Changing page magnification
You can change the magnification (zoom) of any page using your web browser. This will enlarge all elements of the page equally, images as well as text.
In recent versions of browsers for Windows, pressing the Control key plus the + key (on the main keyboard, not the number pad) will magnify the page and the Control key plus the - key will make it smaller. To return to the default size, press the Control key plus 0 (the figure zero). An alternative is to hold down the Control key and rotate your mouse’s scroll wheel to change the level of zoom.
Other methods for various browsers:
- In Internet Explorer, Firefox and Google Chrome, go to the menu and select View followed by Zoom (If the menu isn’t visible, press the Alt key to make it appear. On the keyboard, select Alt + V followed by Alt + Z). Choose the image size you require.

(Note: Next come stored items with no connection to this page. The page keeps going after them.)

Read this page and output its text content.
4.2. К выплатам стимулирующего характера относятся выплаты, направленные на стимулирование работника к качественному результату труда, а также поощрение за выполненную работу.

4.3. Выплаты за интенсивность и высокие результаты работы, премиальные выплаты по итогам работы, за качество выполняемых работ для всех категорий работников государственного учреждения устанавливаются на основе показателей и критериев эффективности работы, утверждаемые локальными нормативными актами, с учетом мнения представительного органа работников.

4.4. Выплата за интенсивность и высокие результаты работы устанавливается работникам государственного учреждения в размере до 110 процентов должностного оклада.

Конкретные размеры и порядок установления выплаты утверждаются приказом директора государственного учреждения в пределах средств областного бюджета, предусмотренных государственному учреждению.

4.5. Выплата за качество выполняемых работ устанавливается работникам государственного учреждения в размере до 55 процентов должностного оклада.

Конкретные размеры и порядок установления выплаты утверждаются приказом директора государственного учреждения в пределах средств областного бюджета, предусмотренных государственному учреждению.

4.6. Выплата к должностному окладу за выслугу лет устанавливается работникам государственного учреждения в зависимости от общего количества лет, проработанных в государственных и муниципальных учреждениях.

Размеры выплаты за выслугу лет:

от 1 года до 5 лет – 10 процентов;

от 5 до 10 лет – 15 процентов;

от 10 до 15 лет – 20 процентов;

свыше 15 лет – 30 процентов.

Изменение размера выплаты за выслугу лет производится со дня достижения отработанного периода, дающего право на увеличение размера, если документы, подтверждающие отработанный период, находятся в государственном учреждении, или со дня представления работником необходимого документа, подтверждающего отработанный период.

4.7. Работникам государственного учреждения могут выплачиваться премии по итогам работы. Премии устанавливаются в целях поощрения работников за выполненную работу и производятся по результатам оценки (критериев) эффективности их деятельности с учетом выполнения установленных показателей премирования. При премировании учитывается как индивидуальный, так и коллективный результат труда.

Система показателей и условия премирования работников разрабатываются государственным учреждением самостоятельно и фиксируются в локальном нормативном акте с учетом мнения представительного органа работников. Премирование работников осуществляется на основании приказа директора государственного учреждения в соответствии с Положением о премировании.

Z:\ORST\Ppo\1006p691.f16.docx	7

- In Opera, you need only press the plus or minus keys (+ or -) to change page magnification.
- With Safari on Apple computers, hold down the Command key (the Apple key) and select the plus key (+) to increase the text size or the minus key (-) to decrease it.
Access keys provide keyboard shortcuts to enable users to jump immediately to key pages.
How you activate an access key under Windows depends on your browser. For example, in Internet Explorer and Google Chrome, Alt + 1 will take you to the home page. In Firefox use Alt + Shift + 1. In Opera, select Shift + Escape to see a list of current access keys from which you can make a selection. On an Apple computer, press Command plus an access key.
The following access keys have been defined:
- S — Skip navigation
- 1 — Home page
- 9 — Contact us
- 0 — This page
Most pages comply with Level AAA of the 2.0 revision of the Web Content Accessibility Guidelines (WCAG), the remainder to Level AA.
Pages validate as HTML5 and use valid Cascading Style Sheets (CSS3) as determined by the W3C Validation Services. If you turn CSS off the content will still be readable. Page structures match the needs of screen readers.
Versions of Internet Explorer before 9.0 are obsolete and aren’t supported; they won’t render pages as intended. The Google Search function won’t work in IE7 or earlier.